Speaker
Description
The investigation of femtoscopic correlations between pairs of photons emitted from heavy-ion collisions offers a unique opportunity to investigate the evolving source spacetime characteristics and properties. Unlike commonly studied charged particle correlations, photons are not influenced by strong or electromagnetic interactions, and thus have a longer mean free path. These characteristics indicate that the information they carry remains minimally distorted from their point of origin until detection in experiment. Consequently, it becomes feasible to examine source characteristics not solely based on post thermal freeze-out phases, but also encompass earlier stages of the expansion, without significant distortions caused by neighboring particles.

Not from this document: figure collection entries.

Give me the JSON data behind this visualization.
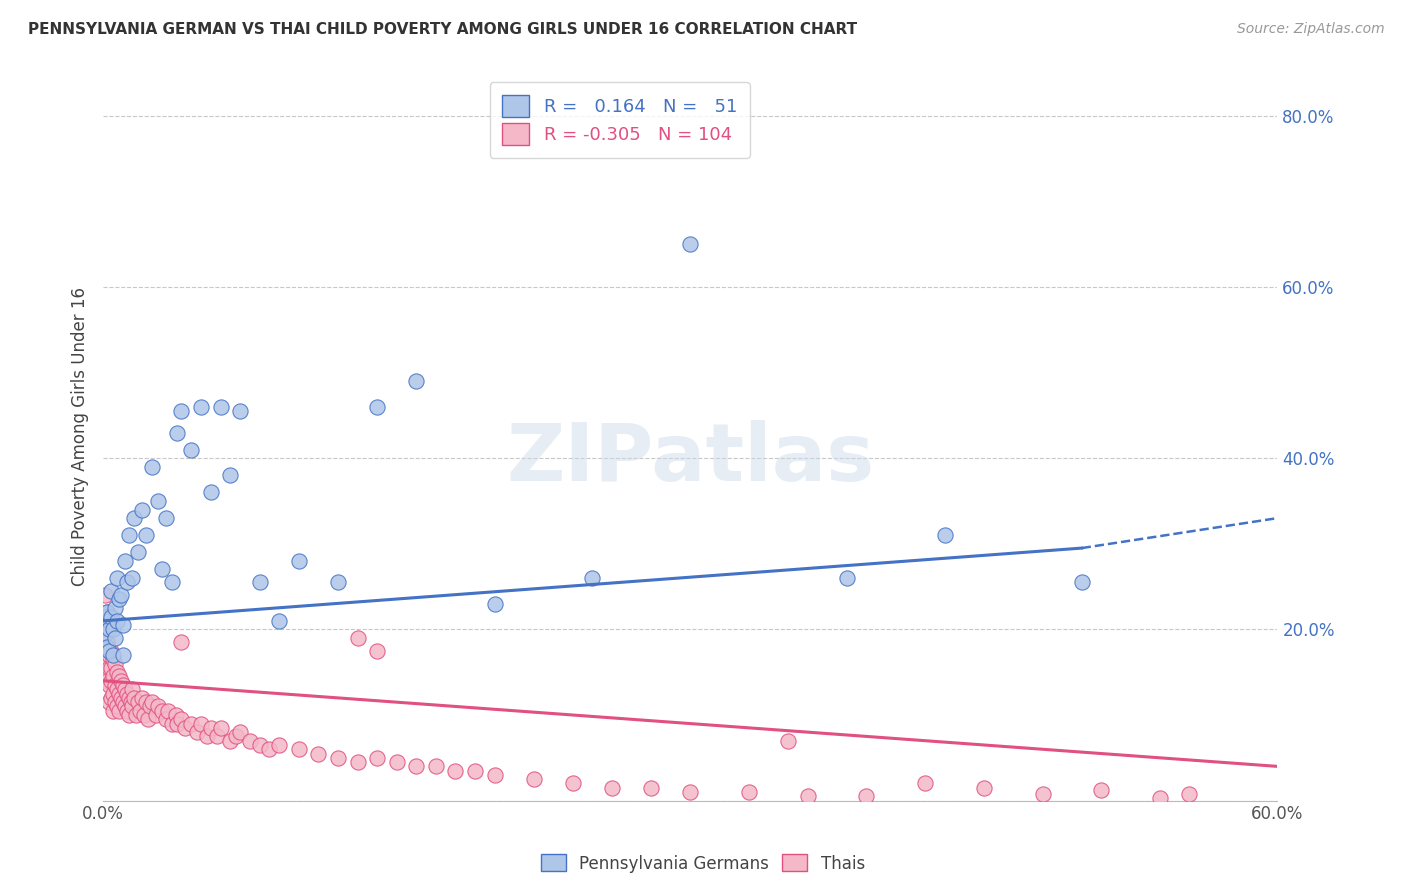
{
  "title": "PENNSYLVANIA GERMAN VS THAI CHILD POVERTY AMONG GIRLS UNDER 16 CORRELATION CHART",
  "source": "Source: ZipAtlas.com",
  "ylabel": "Child Poverty Among Girls Under 16",
  "right_yticks": [
    0.0,
    0.2,
    0.4,
    0.6,
    0.8
  ],
  "right_yticklabels": [
    "",
    "20.0%",
    "40.0%",
    "60.0%",
    "80.0%"
  ],
  "xlim": [
    0.0,
    0.6
  ],
  "ylim": [
    0.0,
    0.85
  ],
  "legend_entries": [
    "Pennsylvania Germans",
    "Thais"
  ],
  "r_pg": 0.164,
  "n_pg": 51,
  "r_thai": -0.305,
  "n_thai": 104,
  "color_pg": "#aec6e8",
  "color_thai": "#f4b8c8",
  "color_pg_line": "#4472c4",
  "color_thai_line": "#e05080",
  "watermark": "ZIPatlas",
  "pg_x": [
    0.001,
    0.001,
    0.002,
    0.002,
    0.003,
    0.003,
    0.004,
    0.004,
    0.005,
    0.005,
    0.006,
    0.006,
    0.007,
    0.007,
    0.008,
    0.009,
    0.01,
    0.01,
    0.011,
    0.012,
    0.013,
    0.015,
    0.016,
    0.018,
    0.02,
    0.022,
    0.025,
    0.028,
    0.03,
    0.032,
    0.035,
    0.038,
    0.04,
    0.045,
    0.05,
    0.055,
    0.06,
    0.065,
    0.07,
    0.08,
    0.09,
    0.1,
    0.12,
    0.14,
    0.16,
    0.2,
    0.25,
    0.3,
    0.38,
    0.43,
    0.5
  ],
  "pg_y": [
    0.195,
    0.215,
    0.18,
    0.22,
    0.2,
    0.175,
    0.215,
    0.245,
    0.2,
    0.17,
    0.225,
    0.19,
    0.21,
    0.26,
    0.235,
    0.24,
    0.205,
    0.17,
    0.28,
    0.255,
    0.31,
    0.26,
    0.33,
    0.29,
    0.34,
    0.31,
    0.39,
    0.35,
    0.27,
    0.33,
    0.255,
    0.43,
    0.455,
    0.41,
    0.46,
    0.36,
    0.46,
    0.38,
    0.455,
    0.255,
    0.21,
    0.28,
    0.255,
    0.46,
    0.49,
    0.23,
    0.26,
    0.65,
    0.26,
    0.31,
    0.255
  ],
  "thai_x": [
    0.001,
    0.001,
    0.001,
    0.002,
    0.002,
    0.002,
    0.002,
    0.003,
    0.003,
    0.003,
    0.003,
    0.004,
    0.004,
    0.004,
    0.004,
    0.005,
    0.005,
    0.005,
    0.005,
    0.006,
    0.006,
    0.006,
    0.007,
    0.007,
    0.007,
    0.008,
    0.008,
    0.008,
    0.009,
    0.009,
    0.01,
    0.01,
    0.011,
    0.011,
    0.012,
    0.012,
    0.013,
    0.013,
    0.014,
    0.015,
    0.015,
    0.016,
    0.017,
    0.018,
    0.019,
    0.02,
    0.021,
    0.022,
    0.023,
    0.024,
    0.025,
    0.027,
    0.028,
    0.03,
    0.032,
    0.033,
    0.035,
    0.037,
    0.038,
    0.04,
    0.042,
    0.045,
    0.048,
    0.05,
    0.053,
    0.055,
    0.058,
    0.06,
    0.065,
    0.068,
    0.07,
    0.075,
    0.08,
    0.085,
    0.09,
    0.1,
    0.11,
    0.12,
    0.13,
    0.14,
    0.15,
    0.16,
    0.17,
    0.18,
    0.19,
    0.2,
    0.22,
    0.24,
    0.26,
    0.28,
    0.3,
    0.33,
    0.36,
    0.39,
    0.42,
    0.45,
    0.48,
    0.51,
    0.54,
    0.555,
    0.13,
    0.14,
    0.04,
    0.35
  ],
  "thai_y": [
    0.24,
    0.205,
    0.175,
    0.22,
    0.185,
    0.16,
    0.14,
    0.17,
    0.155,
    0.135,
    0.115,
    0.175,
    0.155,
    0.14,
    0.12,
    0.165,
    0.145,
    0.125,
    0.105,
    0.16,
    0.135,
    0.115,
    0.15,
    0.13,
    0.11,
    0.145,
    0.125,
    0.105,
    0.14,
    0.12,
    0.135,
    0.115,
    0.13,
    0.11,
    0.125,
    0.105,
    0.12,
    0.1,
    0.115,
    0.13,
    0.11,
    0.12,
    0.1,
    0.115,
    0.105,
    0.12,
    0.1,
    0.115,
    0.095,
    0.11,
    0.115,
    0.1,
    0.11,
    0.105,
    0.095,
    0.105,
    0.09,
    0.1,
    0.09,
    0.095,
    0.085,
    0.09,
    0.08,
    0.09,
    0.075,
    0.085,
    0.075,
    0.085,
    0.07,
    0.075,
    0.08,
    0.07,
    0.065,
    0.06,
    0.065,
    0.06,
    0.055,
    0.05,
    0.045,
    0.05,
    0.045,
    0.04,
    0.04,
    0.035,
    0.035,
    0.03,
    0.025,
    0.02,
    0.015,
    0.015,
    0.01,
    0.01,
    0.005,
    0.005,
    0.02,
    0.015,
    0.008,
    0.012,
    0.003,
    0.008,
    0.19,
    0.175,
    0.185,
    0.07
  ],
  "pg_trend_x0": 0.0,
  "pg_trend_x_solid_end": 0.5,
  "pg_trend_x_dash_end": 0.6,
  "pg_trend_y0": 0.21,
  "pg_trend_y_solid_end": 0.295,
  "pg_trend_y_dash_end": 0.33,
  "thai_trend_x0": 0.0,
  "thai_trend_x_end": 0.6,
  "thai_trend_y0": 0.14,
  "thai_trend_y_end": 0.04
}
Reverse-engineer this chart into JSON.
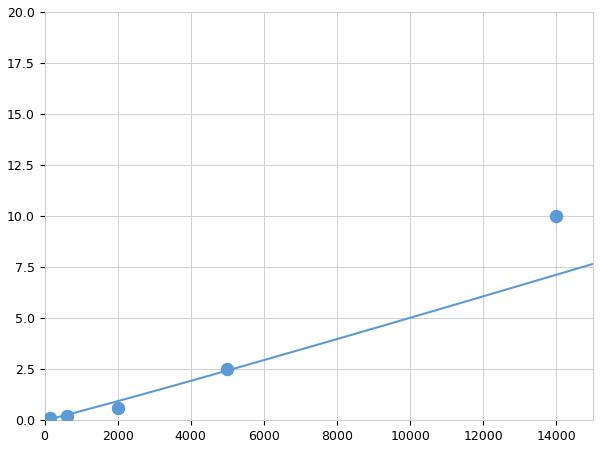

However, photon detection presents a non-trivial challenge, necessitating eighter a specialized approach of reconstructing photons converted into dilepton pairs, or detectors capable of detecting neutral particles. Additionally, the photon yield is vastly dominated by the decay of $\pi^0$ mesons, happening way after thermal freeze-out. Hence femtoscopy is sensitive to the emission sequence of particles, may offer a plausibility of distinguishing between the femtoscopic signal of direct photons and decay photons.
As a constituent of the FAIR/GSI scientific complex, the HADES experiment specializes in detecting light vector mesons through dielectron ($e^\pm$) channels generated during high-energy collisions of heavy ions, typically at energies around several (1-2) A GeV. By utilizing various detectors within the spectrometer, a photon sample can been acquired.
The preliminary results from data of Ag+Ag collisions at $\sqrt{s_{NN}} =$ 2.55 GeV, as measured by HADES experiment, will be presented.